検察側が、裁判所の指示に従って訴因を変更するとなると、会社役員側を第一次情報受領者によるインサイダーとして処罰を求めることになりますが、そうなると元執行役員についてもこの「ほう助犯」として処罰を求めることになりそうです。しかしこれでは「元執行役員の情報漏えいこそ悪質」と捉えた検察の立件構想は不発に終わってしまいます。それだけでなく、ほう助犯として捉えるとしても、情報提供行為は構成要件該当性の問題なので、なにをもって正犯者の犯行を容易にしたのか、そのあたりの具体的な事実が明確に主張されなければ成立しないのかもしれません(このあたりは、ちょっと私も自信がありませんが)。
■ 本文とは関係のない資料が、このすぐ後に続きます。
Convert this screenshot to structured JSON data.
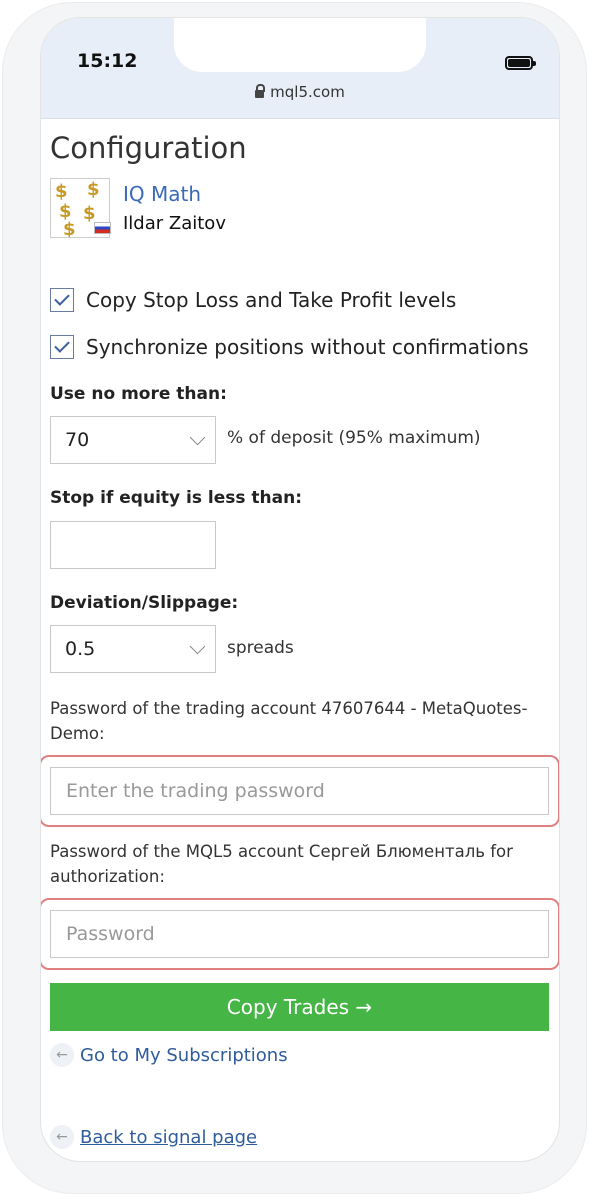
{
  "status_bar": {
    "time": "15:12",
    "url": "mql5.com"
  },
  "page": {
    "title": "Configuration",
    "signal": {
      "name": "IQ Math",
      "author": "Ildar Zaitov"
    },
    "checkboxes": [
      {
        "label": "Copy Stop Loss and Take Profit levels",
        "checked": true
      },
      {
        "label": "Synchronize positions without confirmations",
        "checked": true
      }
    ],
    "deposit": {
      "label": "Use no more than:",
      "value": "70",
      "suffix": "% of deposit (95% maximum)"
    },
    "equity": {
      "label": "Stop if equity is less than:",
      "value": ""
    },
    "deviation": {
      "label": "Deviation/Slippage:",
      "value": "0.5",
      "suffix": "spreads"
    },
    "trading_password": {
      "label": "Password of the trading account 47607644 - MetaQuotes-Demo:",
      "placeholder": "Enter the trading password"
    },
    "mql5_password": {
      "label": "Password of the MQL5 account Сергей Блюменталь for authorization:",
      "placeholder": "Password"
    },
    "copy_button": "Copy Trades →",
    "links": {
      "subscriptions": "Go to My Subscriptions",
      "back": "Back to signal page"
    },
    "arrow_glyph": "←"
  },
  "colors": {
    "button": "#45b545",
    "link": "#2f5c9a",
    "highlight": "#e08080"
  }
}
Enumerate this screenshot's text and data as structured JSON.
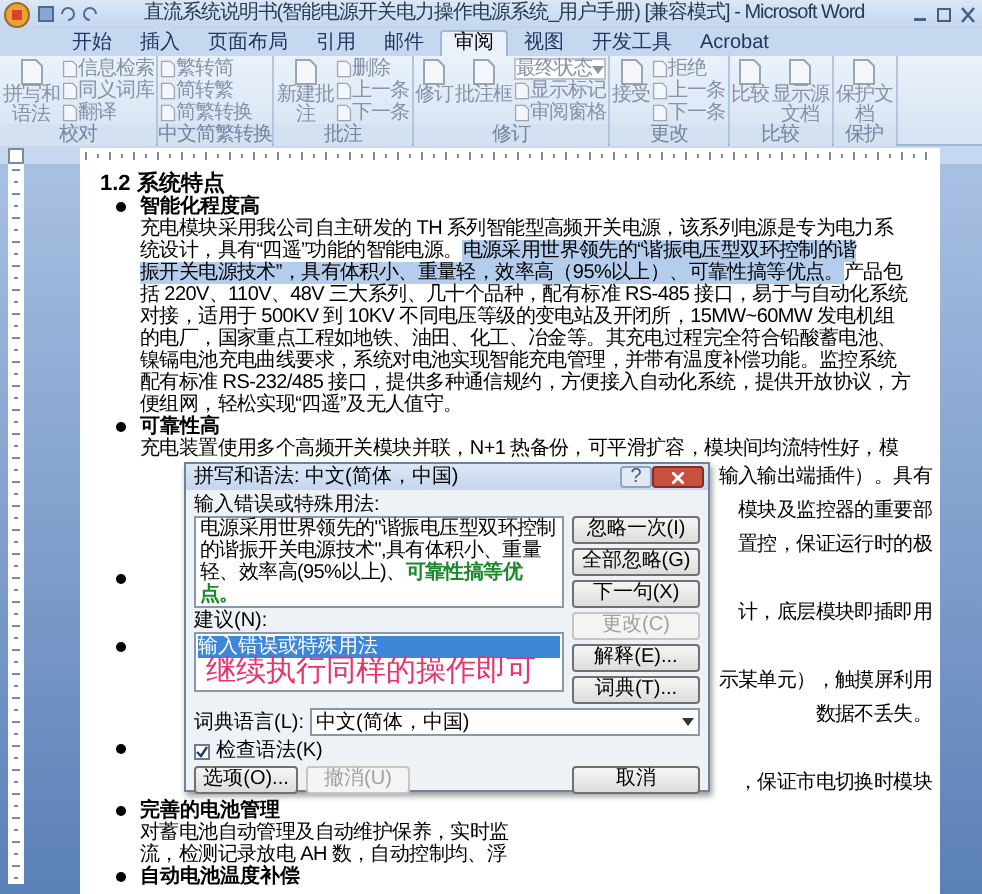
{
  "window": {
    "title": "直流系统说明书(智能电源开关电力操作电源系统_用户手册) [兼容模式] - Microsoft Word"
  },
  "tabs": [
    {
      "label": "开始",
      "selected": false
    },
    {
      "label": "插入",
      "selected": false
    },
    {
      "label": "页面布局",
      "selected": false
    },
    {
      "label": "引用",
      "selected": false
    },
    {
      "label": "邮件",
      "selected": false
    },
    {
      "label": "审阅",
      "selected": true
    },
    {
      "label": "视图",
      "selected": false
    },
    {
      "label": "开发工具",
      "selected": false
    },
    {
      "label": "Acrobat",
      "selected": false
    }
  ],
  "ribbon_groups": [
    {
      "label": "校对",
      "items": [
        {
          "kind": "large",
          "label": "拼写和语法"
        },
        {
          "kind": "small",
          "label": "信息检索"
        },
        {
          "kind": "small",
          "label": "同义词库"
        },
        {
          "kind": "small",
          "label": "翻译"
        }
      ]
    },
    {
      "label": "中文简繁转换",
      "items": [
        {
          "kind": "small",
          "label": "繁转简"
        },
        {
          "kind": "small",
          "label": "简转繁"
        },
        {
          "kind": "small",
          "label": "简繁转换"
        }
      ]
    },
    {
      "label": "批注",
      "items": [
        {
          "kind": "large",
          "label": "新建批注"
        },
        {
          "kind": "small",
          "label": "删除"
        },
        {
          "kind": "small",
          "label": "上一条"
        },
        {
          "kind": "small",
          "label": "下一条"
        }
      ]
    },
    {
      "label": "修订",
      "items": [
        {
          "kind": "large",
          "label": "修订"
        },
        {
          "kind": "large",
          "label": "批注框"
        },
        {
          "kind": "dropdown",
          "label": "最终状态"
        },
        {
          "kind": "small",
          "label": "显示标记"
        },
        {
          "kind": "small",
          "label": "审阅窗格"
        }
      ]
    },
    {
      "label": "更改",
      "items": [
        {
          "kind": "large",
          "label": "接受"
        },
        {
          "kind": "small",
          "label": "拒绝"
        },
        {
          "kind": "small",
          "label": "上一条"
        },
        {
          "kind": "small",
          "label": "下一条"
        }
      ]
    },
    {
      "label": "比较",
      "items": [
        {
          "kind": "large",
          "label": "比较"
        },
        {
          "kind": "large",
          "label": "显示源文档"
        }
      ]
    },
    {
      "label": "保护",
      "items": [
        {
          "kind": "large",
          "label": "保护文档"
        }
      ]
    }
  ],
  "document": {
    "lines": [
      {
        "kind": "heading",
        "text": "1.2 系统特点"
      },
      {
        "kind": "bullet",
        "text": "智能化程度高"
      },
      {
        "kind": "body",
        "segments": [
          {
            "text": "充电模块采用我公司自主研发的 TH 系列智能型高频开关电源，该系列电源是专为电力系",
            "highlighted": false
          }
        ]
      },
      {
        "kind": "body",
        "segments": [
          {
            "text": "统设计，具有“四遥”功能的智能电源。",
            "highlighted": false
          },
          {
            "text": "电源采用世界领先的“谐振电压型双环控制的谐",
            "highlighted": true
          }
        ]
      },
      {
        "kind": "body",
        "segments": [
          {
            "text": "振开关电源技术”，具有体积小、重量轻，效率高（95%以上）、可靠性搞等优点。",
            "highlighted": true
          },
          {
            "text": "产品包",
            "highlighted": false
          }
        ]
      },
      {
        "kind": "body",
        "segments": [
          {
            "text": "括 220V、110V、48V 三大系列、几十个品种，配有标准 RS-485 接口，易于与自动化系统",
            "highlighted": false
          }
        ]
      },
      {
        "kind": "body",
        "segments": [
          {
            "text": "对接，适用于 500KV 到 10KV 不同电压等级的变电站及开闭所，15MW~60MW 发电机组",
            "highlighted": false
          }
        ]
      },
      {
        "kind": "body",
        "segments": [
          {
            "text": "的电厂，国家重点工程如地铁、油田、化工、冶金等。其充电过程完全符合铅酸蓄电池、",
            "highlighted": false
          }
        ]
      },
      {
        "kind": "body",
        "segments": [
          {
            "text": "镍镉电池充电曲线要求，系统对电池实现智能充电管理，并带有温度补偿功能。监控系统",
            "highlighted": false
          }
        ]
      },
      {
        "kind": "body",
        "segments": [
          {
            "text": "配有标准 RS-232/485 接口，提供多种通信规约，方便接入自动化系统，提供开放协议，方",
            "highlighted": false
          }
        ]
      },
      {
        "kind": "body",
        "segments": [
          {
            "text": "便组网，轻松实现“四遥”及无人值守。",
            "highlighted": false
          }
        ]
      },
      {
        "kind": "bullet",
        "text": "可靠性高"
      },
      {
        "kind": "body",
        "segments": [
          {
            "text": "充电装置使用多个高频开关模块并联，N+1 热备份，可平滑扩容，模块间均流特性好，模",
            "highlighted": false
          }
        ]
      },
      {
        "kind": "tail",
        "text": "输入输出端插件）。具有"
      },
      {
        "kind": "tail",
        "text": "模块及监控器的重要部"
      },
      {
        "kind": "tail",
        "text": "置控，保证运行时的极"
      },
      {
        "kind": "covered_bullet"
      },
      {
        "kind": "tail",
        "text": "计，底层模块即插即用"
      },
      {
        "kind": "covered_bullet"
      },
      {
        "kind": "tail",
        "text": "示某单元），触摸屏利用"
      },
      {
        "kind": "tail",
        "text": "数据不丢失。"
      },
      {
        "kind": "covered_bullet"
      },
      {
        "kind": "tail",
        "text": "，保证市电切换时模块"
      },
      {
        "kind": "bullet",
        "text": "完善的电池管理"
      },
      {
        "kind": "body",
        "segments": [
          {
            "text": "对蓄电池自动管理及自动维护保养，实时监",
            "highlighted": false
          }
        ]
      },
      {
        "kind": "body",
        "segments": [
          {
            "text": "流，检测记录放电 AH 数，自动控制均、浮",
            "highlighted": false
          }
        ]
      },
      {
        "kind": "bullet",
        "text": "自动电池温度补偿"
      }
    ]
  },
  "dialog": {
    "title": "拼写和语法: 中文(简体，中国)",
    "help": "?",
    "error_label": "输入错误或特殊用法:",
    "sentence": [
      {
        "text": "电源采用世界领先的\"谐振电压型双环控制的谐振开关电源技术\",具有体积小、重量轻、效率高(95%以上)、",
        "flagged": false
      },
      {
        "text": "可靠性搞等优点。",
        "flagged": true
      }
    ],
    "suggestions_label": "建议(N):",
    "suggestions": [
      {
        "text": "输入错误或特殊用法",
        "selected": true
      }
    ],
    "top_buttons": [
      {
        "label": "忽略一次(I)",
        "disabled": false
      },
      {
        "label": "全部忽略(G)",
        "disabled": false
      },
      {
        "label": "下一句(X)",
        "disabled": false
      }
    ],
    "side_buttons": [
      {
        "label": "更改(C)",
        "disabled": true
      },
      {
        "label": "解释(E)...",
        "disabled": false
      },
      {
        "label": "词典(T)...",
        "disabled": false
      }
    ],
    "language_label": "词典语言(L):",
    "language": "中文(简体，中国)",
    "check_grammar": {
      "label": "检查语法(K)",
      "checked": true
    },
    "bottom_buttons": [
      {
        "label": "选项(O)...",
        "disabled": false
      },
      {
        "label": "撤消(U)",
        "disabled": true
      }
    ],
    "cancel": {
      "label": "取消",
      "disabled": false
    }
  },
  "annotation": {
    "text": "继续执行同样的操作即可"
  }
}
検察としては、控訴審の裁判官は共同正犯を認めてくれる、ということに賭けて、このまま訴因を維持するのでしょうか、それとも変更するのでしょうか。

元執行役員側も、公開買付け等関係者によるインサイダー取引の共同正犯として立件されているそうですが(ただしこちらは否認事件)、会社役員側に共同正犯が否定される以上は、防御の対象となる事実自体が変わってきますので、こちらも否定されることになるものと思われます。こういった検察のジレンマも、やはり現行のインサイダー取引に関する条文構造の「建てつけの悪さ」によるものかと。現在、インサイダー取引規制については情報提供者も正犯として立件できるように改正が検討されておりますが、身分犯、不真正身分犯の共犯に関する最高裁の考え方と矛盾しないような条文を検討しなければ、将来的に同様の問題が生じることも考えられるのではないでしょうか。